ヨツハモガニのデコレーティング行動
(8.7MB, 00:00:30)撮影日:2002/12/26
撮影場所:京都大学瀬戸臨海実験所
佐藤ミチコ
(Michiko Sato)
2004/01/13登録
種類:ヨツハモガニ,
Pugettia quadridens quadridens
キーワード:擬装 擬態 対捕食者戦略
動物界 >節足動物門 >軟甲綱 >十脚目 >クモガニ科 >モガニ属 >
本種は北海道、本州、四国、九州、韓国、中国北部まで広く分布し、岩礁潮間帯付近の海藻の多い場所に生息している。

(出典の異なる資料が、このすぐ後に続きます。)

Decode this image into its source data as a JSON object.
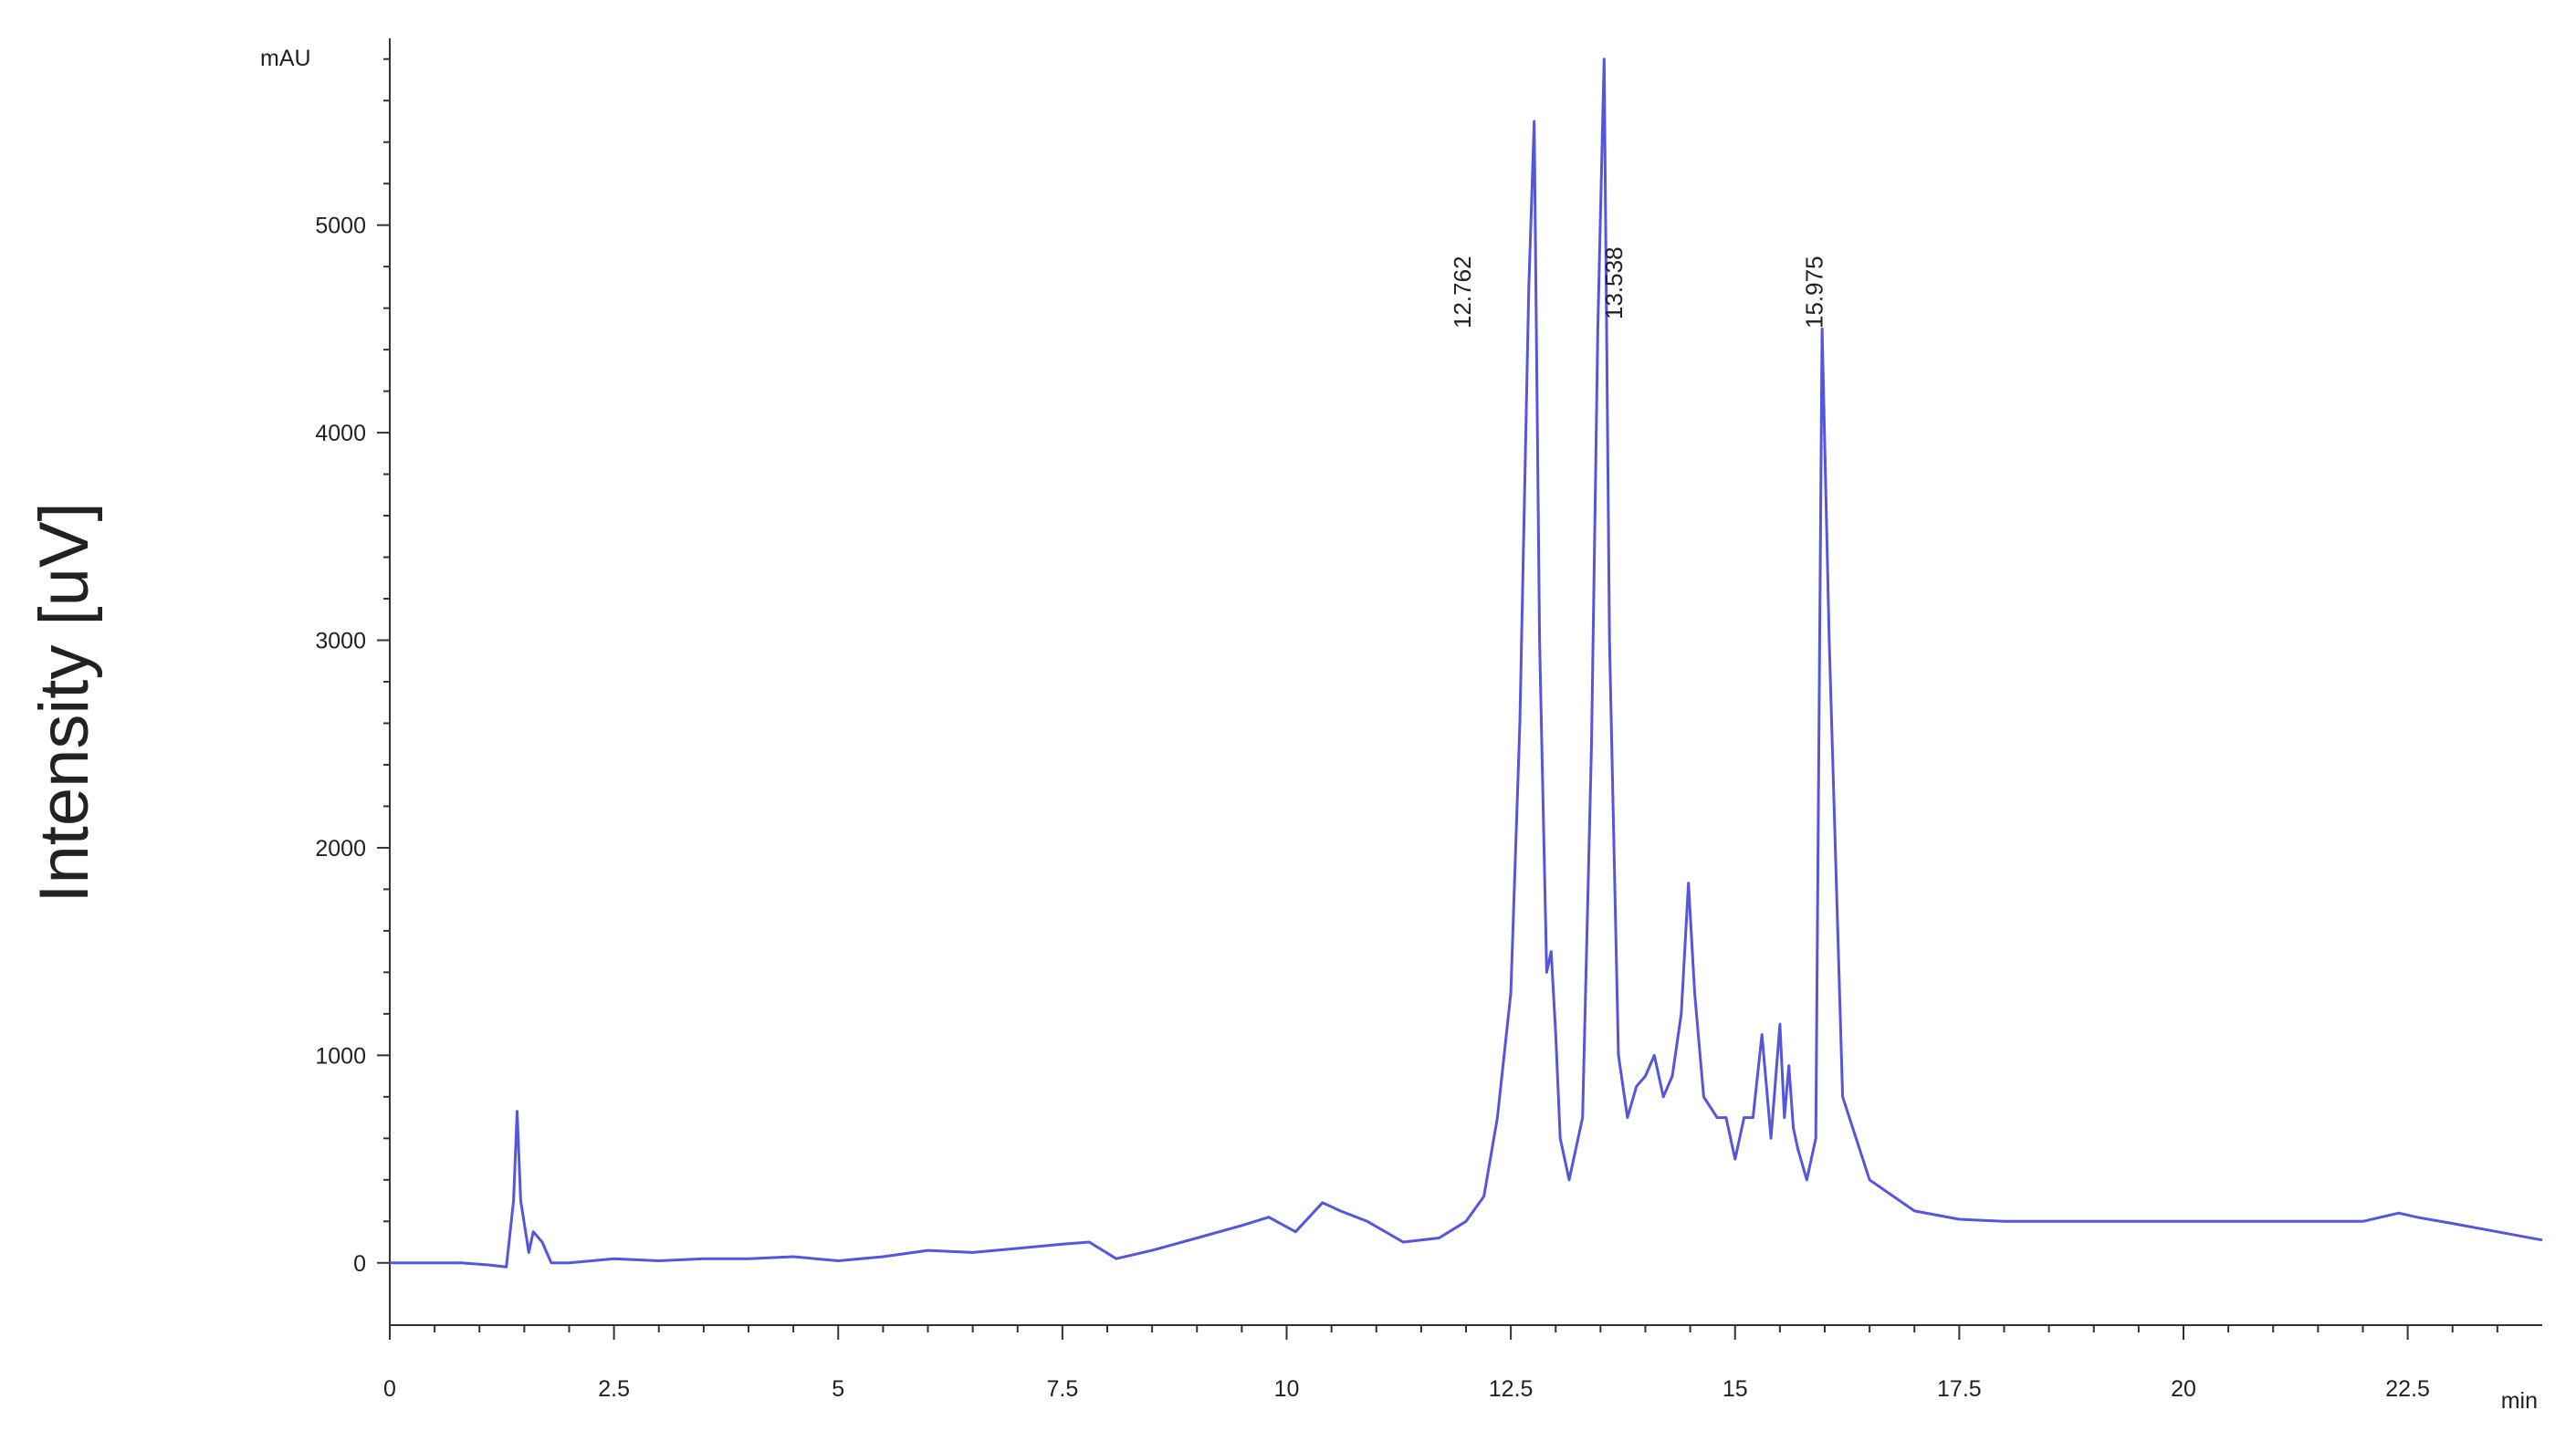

クモガニ科カニ類は海藻や海綿などの小型の固着生物を体表面に付着させる種が多く、この行動は背景と同化したり、食べ物と認識されないようにしたりして敵から身を隠すための行動であると一般的に考えられている。
本種も額棘(目のそばの角のようなトゲ)と後胃域(甲羅の上部3分の1ぐらいのところ)と後縁辺(甲羅のわき)に鉤針状の毛が生えており、マジックテープのような原理でこの部分にちぎった海藻等を引っかけて付着させることができる。
本画像はオス個体がちぎった海藻(イソモク)をまず付着させやすいように口器で噛んでやわらかくし、それを額棘にこすりつけるようにしてくっつけているところである。